“Out of 31 flavors, baby you make 32 / Let me scoop that on my cone, let me show you what it do.” That’s the first thing you hear on the first proper song of Raheem DeVaughn’s Love Sex Passion. And nope. You’re not getting it out of your head the next time you pull up to a Dairy Queen. For better or for worse. Not a chance.
Yet it’s about as indicative as it gets for DeVaughn as a modern day soul-R&B crooner: He has no problem double-entendre-ing all over the place while maintaining a silky smooth innocence that’s harder to pull off than it looks. R. Kelly? You know that guy’s a freak. Chris Brown? Nobody’s looking at him the same after his very public and very troubling displays of anger. Ginuwine? His best days have probably come and gone. Ne-Yo? Too pop to be sexy. John Legend? Too well-adjusted to get dirty.
Go up and down the list of contemporary male R&B singers and you’ll see: Raheem DeVaughn has carved out a tiny corner for himself in the soul music landscape that’s as perfectly balanced as it gets. He’s socially conscious, yet he has no problem selling a line like “You be the job, I be that work / I be that pipe that make you burst.” He loves empowering the opposite sex with songs like “Woman” and “Queen”, but then he invites Trombone Shorty along to proclaim, “Normally, yeah, you might be a good girl / But tonight if you can be a bad girl / And I won’t care if you don’t care who’s watching.”
A contradiction, maybe, but multi-faceted, undeniably. In fact, that’s what makes Love Sex Passion work as well as it does. “Pretty Lady”, the aforementioned duet with Trombone Shorty, calls upon the NOLA staple’s Raphael Saadiq collaboration “Long Weekend” with its uptempo, retro funk that seems like it was written solely to kick off any block party worth attending. By the time Shorty’s solo comes around, all hands should be in the air and a Soul Train line ought to be forming, shutting down at least three avenues otherwise reserved for transportation.

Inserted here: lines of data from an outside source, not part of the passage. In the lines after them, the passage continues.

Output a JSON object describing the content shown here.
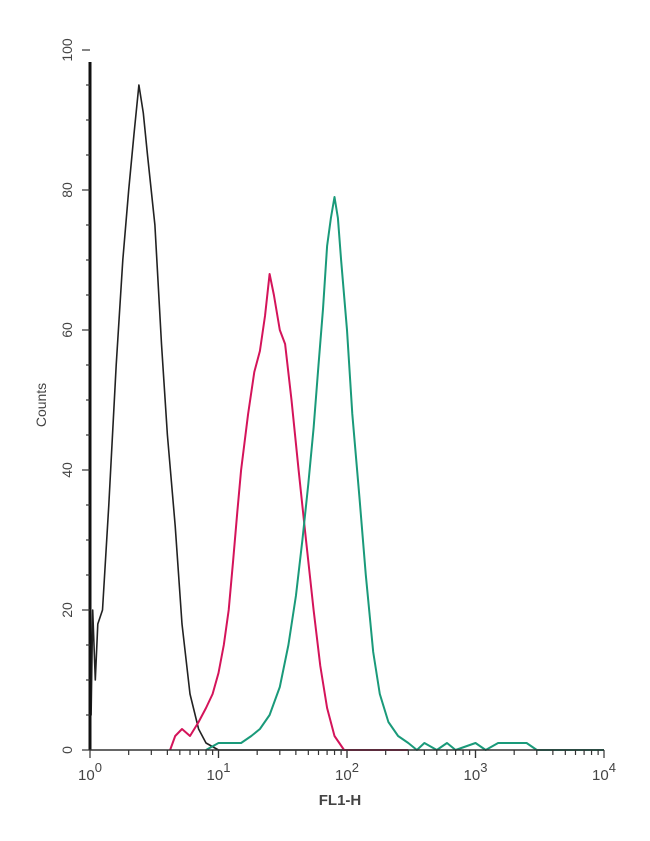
{
  "chart_data": {
    "type": "line",
    "title": "",
    "xlabel": "FL1-H",
    "ylabel": "Counts",
    "xscale": "log",
    "xlim": [
      1,
      10000
    ],
    "ylim": [
      0,
      100
    ],
    "x_ticks": [
      {
        "value": 1,
        "base": "10",
        "exp": "0"
      },
      {
        "value": 10,
        "base": "10",
        "exp": "1"
      },
      {
        "value": 100,
        "base": "10",
        "exp": "2"
      },
      {
        "value": 1000,
        "base": "10",
        "exp": "3"
      },
      {
        "value": 10000,
        "base": "10",
        "exp": "4"
      }
    ],
    "y_ticks": [
      "0",
      "20",
      "40",
      "60",
      "80",
      "100"
    ],
    "grid": false,
    "series": [
      {
        "color": "#222222",
        "points": [
          [
            1.0,
            35
          ],
          [
            1.02,
            5
          ],
          [
            1.05,
            20
          ],
          [
            1.1,
            10
          ],
          [
            1.15,
            18
          ],
          [
            1.25,
            20
          ],
          [
            1.4,
            35
          ],
          [
            1.6,
            55
          ],
          [
            1.8,
            70
          ],
          [
            2.0,
            80
          ],
          [
            2.2,
            88
          ],
          [
            2.4,
            95
          ],
          [
            2.6,
            91
          ],
          [
            2.8,
            85
          ],
          [
            3.2,
            75
          ],
          [
            3.6,
            58
          ],
          [
            4.0,
            45
          ],
          [
            4.6,
            32
          ],
          [
            5.2,
            18
          ],
          [
            6.0,
            8
          ],
          [
            7.0,
            3
          ],
          [
            8.0,
            1
          ],
          [
            10,
            0
          ],
          [
            100,
            0
          ]
        ]
      },
      {
        "color": "#d4145a",
        "points": [
          [
            4.2,
            0
          ],
          [
            4.6,
            2
          ],
          [
            5.2,
            3
          ],
          [
            6,
            2
          ],
          [
            7,
            4
          ],
          [
            8,
            6
          ],
          [
            9,
            8
          ],
          [
            10,
            11
          ],
          [
            11,
            15
          ],
          [
            12,
            20
          ],
          [
            13,
            27
          ],
          [
            14,
            34
          ],
          [
            15,
            40
          ],
          [
            17,
            48
          ],
          [
            19,
            54
          ],
          [
            21,
            57
          ],
          [
            23,
            62
          ],
          [
            25,
            68
          ],
          [
            27,
            65
          ],
          [
            30,
            60
          ],
          [
            33,
            58
          ],
          [
            37,
            50
          ],
          [
            42,
            40
          ],
          [
            48,
            30
          ],
          [
            55,
            20
          ],
          [
            62,
            12
          ],
          [
            70,
            6
          ],
          [
            80,
            2
          ],
          [
            95,
            0
          ],
          [
            300,
            0
          ]
        ]
      },
      {
        "color": "#1a9a7a",
        "points": [
          [
            8,
            0
          ],
          [
            10,
            1
          ],
          [
            12,
            1
          ],
          [
            15,
            1
          ],
          [
            18,
            2
          ],
          [
            21,
            3
          ],
          [
            25,
            5
          ],
          [
            30,
            9
          ],
          [
            35,
            15
          ],
          [
            40,
            22
          ],
          [
            45,
            30
          ],
          [
            50,
            38
          ],
          [
            55,
            46
          ],
          [
            60,
            55
          ],
          [
            65,
            63
          ],
          [
            70,
            72
          ],
          [
            75,
            76
          ],
          [
            80,
            79
          ],
          [
            85,
            76
          ],
          [
            90,
            70
          ],
          [
            100,
            60
          ],
          [
            110,
            48
          ],
          [
            125,
            36
          ],
          [
            140,
            25
          ],
          [
            160,
            14
          ],
          [
            180,
            8
          ],
          [
            210,
            4
          ],
          [
            250,
            2
          ],
          [
            300,
            1
          ],
          [
            350,
            0
          ],
          [
            400,
            1
          ],
          [
            500,
            0
          ],
          [
            600,
            1
          ],
          [
            700,
            0
          ],
          [
            1000,
            1
          ],
          [
            1200,
            0
          ],
          [
            1500,
            1
          ],
          [
            2000,
            1
          ],
          [
            2500,
            1
          ],
          [
            3000,
            0
          ],
          [
            10000,
            0
          ]
        ]
      }
    ]
  }
}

But, you see, that’s the thing: DeVaughn can go from party to pain on a dime and it works. “Miss Your Sex” and “Baby Come Back” are two illustrations of how smartly he walks that line. Swinging along with a 6/8 time signature, the latter is a piece of desperation that plays like a lost Anthony Hamilton or D’Angelo demo, incorporating live instrumentation that paces back and forth between traditional blues and traditional soul. The former veers into 1980s sultry pop territory that uses a formula someone like Prince once perfected. It’s epic by design, thundering bass drums and tom-toms painting a smoky atmosphere that’s only accentuated by the synths that occasionally soar through the fog.
Elsewhere, DeVaughn finds the sweet spot in the slow-down as good as he ever has. “Never Never Land” recalls the mid-’90s groove of most Jodeci records, its strings adding a layer of beauty essential in any worthy R&B slow jam. “When You Love Somebody” plays off the waltz feel of “Baby Come Back”, the singer sounding just slightly more tortured than he does during the track’s kid sister. Better yet is the electric guitar noodling that gives it an old-school flare. “Love will have you drunk-texting your ex girlfriend at 3 a.m. in the morning,” he sings, not sounding nearly as cheesy as a line like that could appear before hitting you with the payoff line that saves it: “While she’s laying with her new love.”
Ouch.
Don’t let that sentimentality fool you, however. Even “Queen”, the upbeat single, showcases the power and greatness of a woman by way of an upstanding, hardly-broken man. And once that falsetto floats in and out of the verses, you’ll understand precisely how not-bitter the singer is. And then there’s “Countdown To Love”, which is perhaps the set’s most intriguing effort. Mixed in with some retrofitted organ and a slimy groove that might even make Bill Withers smile, it’s a song of anticipatory confidence, each number that passes by being more an indication of intention rather than a request for permission. Tap-dancing his way back and forth between high harmonies and straight-forward commands, it illustrates how versatile and sometimes underrated the guy can be.
Which, all told, is what makes Love Sex Passion such a strong set. Believe it or not, Raheem DeVaughn has been at this for almost 15 years now and this album marks his fifth official full-length release. It’s hard enough to maintain a voice in such an increasingly fickle-consumer climate, let alone have that voice continue to churn out quality, believable songs. Here, there are 17 that make the case for DeVaughn as a legitimate force in the oft-crowded contemporary male R&B world.
There might be 31 flavors to choose from, but with Love Sex Passion, DeVaughn makes the case that his could be one of the best.